Maka saya berkata, baru jikalau demikian, baru jikalau
demikian, hiduplah Islam Indonesia, dan bukan Islam yang hanya di atas bibir
saja. Kita berkata, 90% daripada kita beragama Islam, tetapi lihatlah di dalam
sidang ini berapa persen yang memberikan suaranya kepada Islam? Maaf seribu
maaf, saya tanya hal itu! Bagi saya hal ini adalah satu bukti, bahwa Islam
belum cukup hidup sehidup-hidupnya di kalangan rakyat. Oleh karena itu, saya
minta kepada Saudara-saudara sekalian, baik yang bukan Islam, maupun terutama
yang Islam, setujuilah prinsip nomor tiga ini, yaitu prinsip permusyawaratan,
perwakilan. Dalam perwakilan nanti ada perjuangan sehebat-hebatnya. Tidak ada
satu staat yang hidup betul-betul hidup jikalau di dalam badan perwakilannya
tidak seakan-akan bergolak mendidih kawah Candradimuka, kalau tidak ada
perjuangan paham di dalamnya.

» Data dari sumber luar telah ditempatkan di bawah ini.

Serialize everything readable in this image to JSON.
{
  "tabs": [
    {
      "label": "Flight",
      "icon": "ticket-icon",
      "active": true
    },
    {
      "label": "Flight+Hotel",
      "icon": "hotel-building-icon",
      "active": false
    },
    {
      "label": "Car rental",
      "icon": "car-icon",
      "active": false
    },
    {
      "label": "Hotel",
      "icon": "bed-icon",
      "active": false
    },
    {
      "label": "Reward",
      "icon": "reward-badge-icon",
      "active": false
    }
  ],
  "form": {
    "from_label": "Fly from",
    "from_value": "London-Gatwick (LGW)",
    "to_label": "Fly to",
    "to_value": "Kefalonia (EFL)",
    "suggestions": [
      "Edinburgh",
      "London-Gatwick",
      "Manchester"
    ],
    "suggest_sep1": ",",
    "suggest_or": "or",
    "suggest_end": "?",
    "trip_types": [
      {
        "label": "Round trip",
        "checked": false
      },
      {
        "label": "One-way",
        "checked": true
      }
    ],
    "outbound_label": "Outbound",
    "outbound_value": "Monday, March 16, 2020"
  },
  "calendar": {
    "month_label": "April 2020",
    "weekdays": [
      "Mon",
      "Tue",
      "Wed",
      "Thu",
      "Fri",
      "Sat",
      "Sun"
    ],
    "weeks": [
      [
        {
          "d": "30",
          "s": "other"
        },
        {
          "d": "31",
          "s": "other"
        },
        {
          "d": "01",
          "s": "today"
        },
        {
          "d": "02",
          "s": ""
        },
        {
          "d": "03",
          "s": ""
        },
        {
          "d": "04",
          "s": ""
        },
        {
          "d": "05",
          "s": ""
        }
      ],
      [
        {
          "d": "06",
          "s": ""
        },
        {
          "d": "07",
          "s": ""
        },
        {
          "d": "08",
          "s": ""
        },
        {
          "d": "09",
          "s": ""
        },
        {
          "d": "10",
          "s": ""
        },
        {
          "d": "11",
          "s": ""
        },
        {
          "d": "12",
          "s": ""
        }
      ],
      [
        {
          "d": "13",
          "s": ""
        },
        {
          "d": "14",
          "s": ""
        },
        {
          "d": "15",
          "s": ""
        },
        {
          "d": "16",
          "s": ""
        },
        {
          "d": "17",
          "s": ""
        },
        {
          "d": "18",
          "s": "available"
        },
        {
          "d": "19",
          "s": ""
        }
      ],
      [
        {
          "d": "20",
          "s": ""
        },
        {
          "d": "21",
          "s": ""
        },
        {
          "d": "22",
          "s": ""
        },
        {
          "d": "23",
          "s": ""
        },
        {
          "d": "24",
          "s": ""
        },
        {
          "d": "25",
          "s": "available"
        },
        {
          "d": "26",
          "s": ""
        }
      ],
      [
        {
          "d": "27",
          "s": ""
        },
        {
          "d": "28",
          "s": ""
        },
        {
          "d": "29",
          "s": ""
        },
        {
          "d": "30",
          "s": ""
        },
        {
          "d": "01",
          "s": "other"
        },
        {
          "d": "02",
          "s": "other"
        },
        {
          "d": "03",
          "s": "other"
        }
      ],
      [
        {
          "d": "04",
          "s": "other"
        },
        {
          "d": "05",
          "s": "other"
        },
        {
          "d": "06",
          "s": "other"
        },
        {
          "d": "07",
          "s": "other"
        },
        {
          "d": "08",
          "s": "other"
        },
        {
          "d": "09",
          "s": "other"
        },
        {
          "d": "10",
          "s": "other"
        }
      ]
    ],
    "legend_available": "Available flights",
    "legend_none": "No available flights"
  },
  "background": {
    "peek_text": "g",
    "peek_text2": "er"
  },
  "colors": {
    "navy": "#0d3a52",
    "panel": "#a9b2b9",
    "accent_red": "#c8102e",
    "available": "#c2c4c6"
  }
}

Baik di dalam staat Islam, maupun di dalam staat
Kristen, perjuangan selamanya ada. Terimalah prinsip nomor 3, prinsip mufakat,
prinsip perwakilan rakyat! Di dalam perwakilan rakyat Saudara-saudara Islam dan
Saudara-saudara Kristen bekerjalah sehebat-hebatnya. Kalau misalnya orang
Kristen ingin bahwa tiap-tiap letter di dalam peraturan-peraturan negara
Indonesia harus menuruti Injil, bekerjalah mati-matian, agar supaya sebagian
besar daripada utusan-utusan yang masuk badan perwakilan Indonesia ialah
Kristen. Itu adil, fair play! Tidak satu negara boleh dikatakan negara hidup,
kalau tidak ada perjuangan di dalamnya. Jangan kira di Turki tidak ada
perjuangan. Jangan kira di negara Nippon tidak ada pergeseran pikiran. Allah
subhanahu wa taala memberi pikiran kepada kita, agar supaya dalam pergaulan
kita sehari-hari, kita selalu bergosok, seakan-akan menumbuk, membersihkan
gabah, supaya keluar daripadanya beras, dan beras itu akan menjadi nasi
Indonesia yang sebaik-baiknya. Terimalah Saudara-saudara, prinsip nomor 3,
yaitu prinsip permusyawaratan!
Prinsip nomor 4 sekarang saya usulkan. Saya di dalam tiga
hari ini belum mendengar prinsip itu, yaitu prinsip kesejahteraan, prinsip:
tidak ada kemiskinan di dalam Indonesia Merdeka. Saya katakan tadi: prinsip San
Min Chu I ialah Mintsu, Min Chuan, Min Sheng: nationalism, democracy,
socialism. Maka prinsip kita harus: Apakah kita mau Indonesia Merdeka, yang
kaum kapitalnya merajalela, ataukah yang semua rakyatnya sejahtera, yang semua
orang cukup makan, cukup pakaian, hidup dalam kesejahteraan, merasa dipangku
oleh Ibu Pertiwi yang cukup memberi sandang pangan kepadanya? Mana yang kita
pilih, Saudara-saudara? Jangan Saudara kira, bahwa kalau badan perwakilan
rakyat sudah ada, kita dengan sendirinya sudah mencapai kesejahteraan ini. Kita
sudah lihat, di negara-negara Eropa ada-lah badan perwakilan, ada-lah
parlementaire democratie. Tetapi tidakkah justru di Eropa kaum kapitalis
merajalela?
Di Amerika ada satu badan pewakilan rakyat, dan tidakkah di
Amerika kaum Kapitalis merajalela? Padahal ada badan perwakilan rakyat! Tak
lain tak bukan sebabnya, ialah oleh karena badan-badan perwakilan rakyat yang
diadakan di sana itu, sekadar menurut resepnya Fransche Revolutie. Tak lain tak
bukan adalah yang dinamakan democratie di sana itu hanyalah politieke
democratie saja, semata-mata tidak ada sociale rechtvaardigheid –tak ada
keadilan sosial, tidak ada ekonomische democratie sama sekali, Saudara-saudara.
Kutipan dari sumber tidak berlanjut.